LONDON – The biggest challenge facing critical infrastructure is a push to go digital despite controls being dated, according to a panel speaking at this week's InfoSecurity Europe.
For example, the control systems used by Network Rail, which owns and operates Britain's rail infrastructure, is made up of an electro-mechanical infrastructure. However, Peter Gibbons, head of information security at Network Rail, said the company is in the process of making it more computerized.
Gibbons said his team has to apply new sets of practices to accompany the updated control setup.

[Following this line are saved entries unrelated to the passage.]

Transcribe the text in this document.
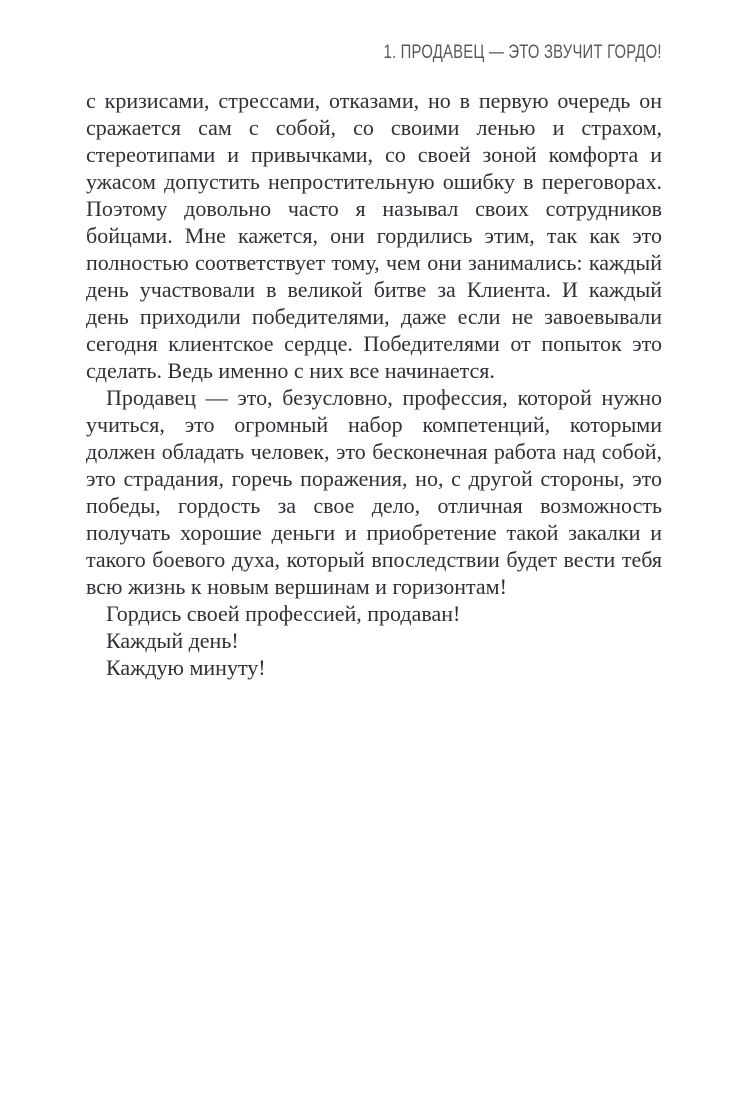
1. ПРОДАВЕЦ — ЭТО ЗВУЧИТ ГОРДО!

с кризисами, стрессами, отказами, но в первую очередь он сражается сам с собой, со своими ленью и страхом, стереотипами и привычками, со своей зоной комфорта и ужасом допустить непростительную ошибку в переговорах. Поэтому довольно часто я называл своих сотрудников бойцами. Мне кажется, они гордились этим, так как это полностью соответствует тому, чем они занимались: каждый день участвовали в великой битве за Клиента. И каждый день приходили победителями, даже если не завоевывали сегодня клиентское сердце. Победителями от попыток это сделать. Ведь именно с них все начинается.

Продавец — это, безусловно, профессия, которой нужно учиться, это огромный набор компетенций, которыми должен обладать человек, это бесконечная работа над собой, это страдания, горечь поражения, но, с другой стороны, это победы, гордость за свое дело, отличная возможность получать хорошие деньги и приобретение такой закалки и такого боевого духа, который впоследствии будет вести тебя всю жизнь к новым вершинам и горизонтам!

Гордись своей профессией, продаван!

Каждый день!

Каждую минуту!
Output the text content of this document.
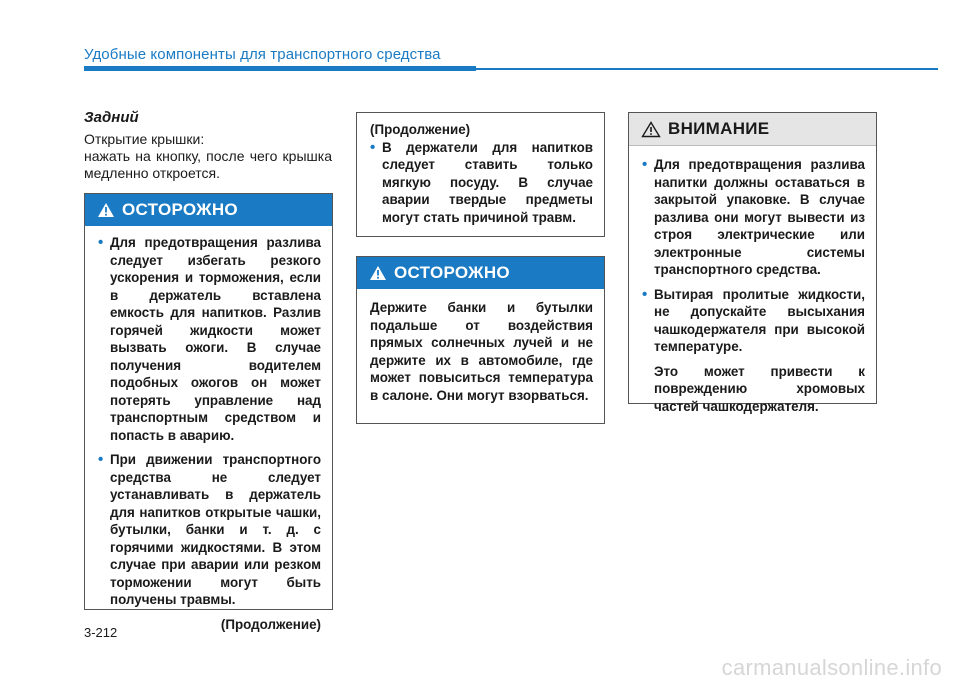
Удобные компоненты для транспортного средства
Задний

Открытие крышки:

нажать на кнопку, после чего крышка медленно откроется.

ОСТОРОЖНО
• Для предотвращения разлива следует избегать резкого ускорения и торможения, если в держатель вставлена емкость для напитков. Разлив горячей жидкости может вызвать ожоги. В случае получения водителем подобных ожогов он может потерять управление над транспортным средством и попасть в аварию.
• При движении транспортного средства не следует устанавливать в держатель для напитков открытые чашки, бутылки, банки и т. д. с горячими жидкостями. В этом случае при аварии или резком торможении могут быть получены травмы.

(Продолжение)

(Продолжение)

• В держатели для напитков следует ставить только мягкую посуду. В случае аварии твердые предметы могут стать причиной травм.
ОСТОРОЖНО

Держите банки и бутылки подальше от воздействия прямых солнечных лучей и не держите их в автомобиле, где может повыситься температура в салоне. Они могут взорваться.

ВНИМАНИЕ
• Для предотвращения разлива напитки должны оставаться в закрытой упаковке. В случае разлива они могут вывести из строя электрические или электронные системы транспортного средства.
• Вытирая пролитые жидкости, не допускайте высыхания чашкодержателя при высокой температуре.

Это может привести к повреждению хромовых частей чашкодержателя.

3-212
carmanualsonline.info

"The bigger challenge comes with the bits [of technology] that are already there," Gibbons said during a panel discussion on Wednesday. "Interlocking technology is hardware based, but it's not computerized and not programmable. When you start computerizing that, it becomes a real challenge."
Mark Jones, CISO at British Airports Authority (BAA), which runs the Heathrow Express, an airport rail that offers transportation from Heathrow Airport to central London, said his company is experiencing a cultural impediment.
As Heathrow Express is updated, Jones is tasked with ensuring workers who are familiar with the traditional system can collaborate with those who specialize in implementing the new system."The mindsets of those two communities are quite different," Jones said. "We're trying to persuade stakeholders who have taken an electro-mechanical view, that they need to take on a stronger view of digital."
And even once the updates take place, there's a concern for a potential attack, Gibbons said, adding that Network Rail could "absolutely" be hacked.
"We're looking at a system that's largely based on Victorian technology," he said. "You look at the growth numbers and what the government wants us to do, and you can't do that with the technology we have. We have to put more trains onto the infrastructure, and to do that we can't use the current systems and signal boxes we're using."